Imposition of credit card fee shortly after promise of "no annual fee" in solicitation materials violates Truth in Lending Act
Law Reporter, Jun 2002
Imposition of credit card fee shortly after promise of "no annual fee" in solicitation materials violates Truth in Lending Act.
Rossman v. Fleet Bank (R.I.) Nat'l Ass'n, 280 F.3d 384 (3d Cir. 2002).
The Third Circuit Court of Appeals held that a promise in a credit card solicitation that the card has "no annual fee," made by a creditor that intends to impose such a fee shortly thereafter, is misleading and unlawful.
Here, Rossman responded to a solicitation offering her a credit card at no annual fee. A few months later, the bank changed the underlying credit agreement and imposed an annual fee. Rossman filed a class action lawsuit alleging, among other things, that the bank violated the Truth in Lending Act (TILA), 15 U.S.C. 16 1601 et seq., by failing to disclose the fee at the time she acquired her card. A U.S. district court dismissed the TILA count for failing to state a claim upon which relief could be granted.

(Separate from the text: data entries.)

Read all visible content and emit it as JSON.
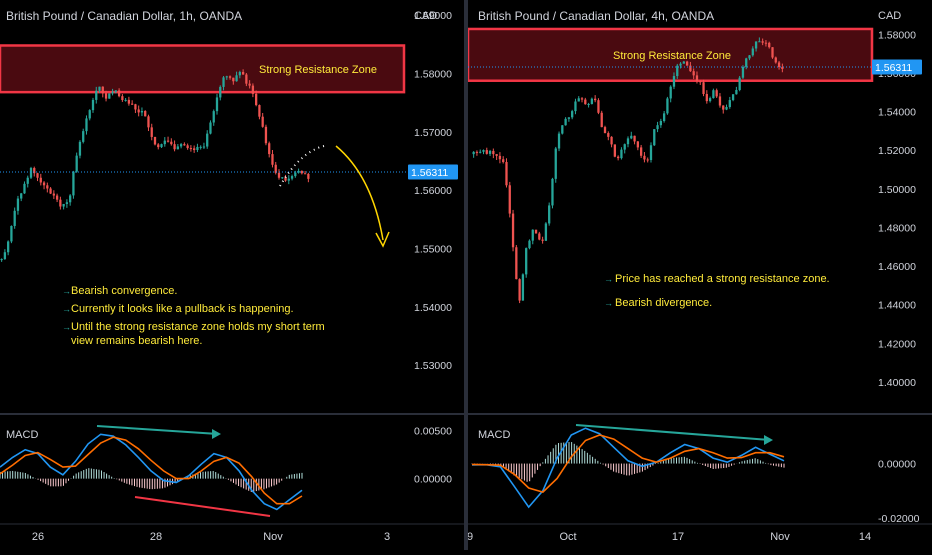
{
  "theme": {
    "background": "#000000",
    "bullish": "#26a69a",
    "bearish": "#ef5350",
    "zone_border": "#f23645",
    "zone_fill": "#4a0a10",
    "annotation_text": "#ffeb3b",
    "macd_line": "#2196f3",
    "signal_line": "#ff6d00",
    "divergence_down": "#f23645",
    "divergence_up": "#26a69a",
    "forecast_arrow": "#ffd600",
    "axis_text": "#d1d4dc"
  },
  "chart_data": [
    {
      "id": "left",
      "type": "candlestick",
      "title": "British Pound / Canadian Dollar, 1h, OANDA",
      "currency_label": "CAD",
      "yaxis_ticks": [
        "1.59000",
        "1.58000",
        "1.57000",
        "1.56000",
        "1.55000",
        "1.54000",
        "1.53000"
      ],
      "ylim": [
        1.5223,
        1.5926
      ],
      "last_price": "1.56311",
      "last_price_value": 1.56311,
      "xaxis_ticks": [
        {
          "label": "26",
          "x": 38
        },
        {
          "label": "28",
          "x": 156
        },
        {
          "label": "Nov",
          "x": 273
        },
        {
          "label": "3",
          "x": 387
        }
      ],
      "resistance_zone": {
        "label": "Strong Resistance Zone",
        "low": 1.5768,
        "high": 1.5848
      },
      "price_path": [
        1.548,
        1.552,
        1.558,
        1.561,
        1.564,
        1.562,
        1.56,
        1.559,
        1.557,
        1.558,
        1.566,
        1.571,
        1.575,
        1.578,
        1.576,
        1.577,
        1.576,
        1.575,
        1.574,
        1.573,
        1.569,
        1.567,
        1.569,
        1.567,
        1.568,
        1.567,
        1.567,
        1.567,
        1.572,
        1.577,
        1.58,
        1.579,
        1.58,
        1.578,
        1.575,
        1.57,
        1.565,
        1.562,
        1.562,
        1.563,
        1.563,
        1.562
      ],
      "annotations": [
        "Bearish convergence.",
        "Currently it looks like a pullback is happening.",
        "Until the strong resistance zone holds my short term view remains bearish here."
      ],
      "macd": {
        "label": "MACD",
        "yaxis_ticks": [
          "0.00500",
          "0.00000"
        ],
        "ylim": [
          -0.0045,
          0.0065
        ],
        "macd_line": [
          0.0012,
          0.0022,
          0.003,
          0.0026,
          0.0012,
          0.0004,
          0.0018,
          0.0036,
          0.0046,
          0.0044,
          0.0035,
          0.0022,
          0.0008,
          -0.0002,
          -0.0004,
          0.0003,
          0.0015,
          0.0026,
          0.0022,
          0.0008,
          -0.0012,
          -0.0026,
          -0.0032,
          -0.0022,
          -0.0012
        ],
        "signal_line": [
          0.0005,
          0.0014,
          0.0024,
          0.0027,
          0.002,
          0.0012,
          0.0013,
          0.0025,
          0.0037,
          0.0043,
          0.004,
          0.0031,
          0.0019,
          0.0008,
          0.0,
          0.0,
          0.0008,
          0.0018,
          0.0022,
          0.0016,
          0.0002,
          -0.0015,
          -0.0026,
          -0.0026,
          -0.0018
        ]
      }
    },
    {
      "id": "right",
      "type": "candlestick",
      "title": "British Pound / Canadian Dollar, 4h, OANDA",
      "currency_label": "CAD",
      "yaxis_ticks": [
        "1.58000",
        "1.56000",
        "1.54000",
        "1.52000",
        "1.50000",
        "1.48000",
        "1.46000",
        "1.44000",
        "1.42000",
        "1.40000"
      ],
      "ylim": [
        1.3855,
        1.5978
      ],
      "last_price": "1.56311",
      "last_price_value": 1.56311,
      "xaxis_ticks": [
        {
          "label": "9",
          "x": 2
        },
        {
          "label": "Oct",
          "x": 100
        },
        {
          "label": "17",
          "x": 210
        },
        {
          "label": "Nov",
          "x": 312
        },
        {
          "label": "14",
          "x": 397
        }
      ],
      "resistance_zone": {
        "label": "Strong Resistance Zone",
        "low": 1.556,
        "high": 1.5828
      },
      "price_path": [
        1.518,
        1.52,
        1.519,
        1.517,
        1.515,
        1.48,
        1.44,
        1.47,
        1.48,
        1.47,
        1.49,
        1.525,
        1.535,
        1.54,
        1.548,
        1.543,
        1.548,
        1.532,
        1.526,
        1.515,
        1.524,
        1.527,
        1.52,
        1.512,
        1.53,
        1.535,
        1.55,
        1.565,
        1.565,
        1.56,
        1.555,
        1.545,
        1.552,
        1.54,
        1.545,
        1.553,
        1.565,
        1.572,
        1.578,
        1.575,
        1.565,
        1.563
      ],
      "annotations": [
        "Price has reached a strong resistance zone.",
        "Bearish divergence."
      ],
      "macd": {
        "label": "MACD",
        "yaxis_ticks": [
          "0.00000",
          "-0.02000"
        ],
        "ylim": [
          -0.0215,
          0.0175
        ],
        "macd_line": [
          -0.0005,
          -0.0004,
          -0.0012,
          -0.0085,
          -0.016,
          -0.01,
          0.002,
          0.0105,
          0.013,
          0.011,
          0.006,
          0.001,
          -0.001,
          0.0005,
          0.004,
          0.007,
          0.0055,
          0.002,
          0.0005,
          0.003,
          0.006,
          0.0035,
          0.001
        ],
        "signal_line": [
          -0.0003,
          -0.0004,
          -0.0006,
          -0.004,
          -0.009,
          -0.0105,
          -0.0055,
          0.0025,
          0.0085,
          0.0105,
          0.009,
          0.0055,
          0.002,
          0.0005,
          0.002,
          0.0045,
          0.0055,
          0.004,
          0.002,
          0.0022,
          0.004,
          0.004,
          0.0025
        ]
      }
    }
  ]
}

Reversing, the Third Circuit found that a reasonable consumer would expect that, even if the terms of a credit card agreement are subject to change, the stated terms in the initial solicitation and agreement are those that the card issuer intends to provide for at least one year.
The court explained that Congress, in enacting the TILA, imposed special requirements on credit card solicitations. Not only must issuers disclose the basic terms of the agreement prior to consummation of the contract, they must also disclose-"clearly, conspicuously, and accurately"-many of those terms in the solicitation itself. Congress was seeking to ensure that consumers have the information needed to make informed choices with respect to credit cards, not only before the agreement is consummated, but also at the point at which they are considering responding to an issuer's solicitation, the court said.
Under defendant's approach, the court observed, a credit card issuer would be able to promise any terms it wanted, with no intention of offering those terms. It could send, together with the card, a new set of disclosures stating the terms it had always actually intended to provide. Because so many credit solicitations include introductory rates and fees, it is reasonable to view a solicitation that promises fixed rates and no annual fees as describing an agreement under which the issuer intends to offer those terms until there is a reason to change them, the court found.
Consequently, the court remanded.
Plaintiff's Counsel
*Michael D. Donovan, Philadelphia, Pa. Michael P. Malakoff, Pittsburgh, Pa.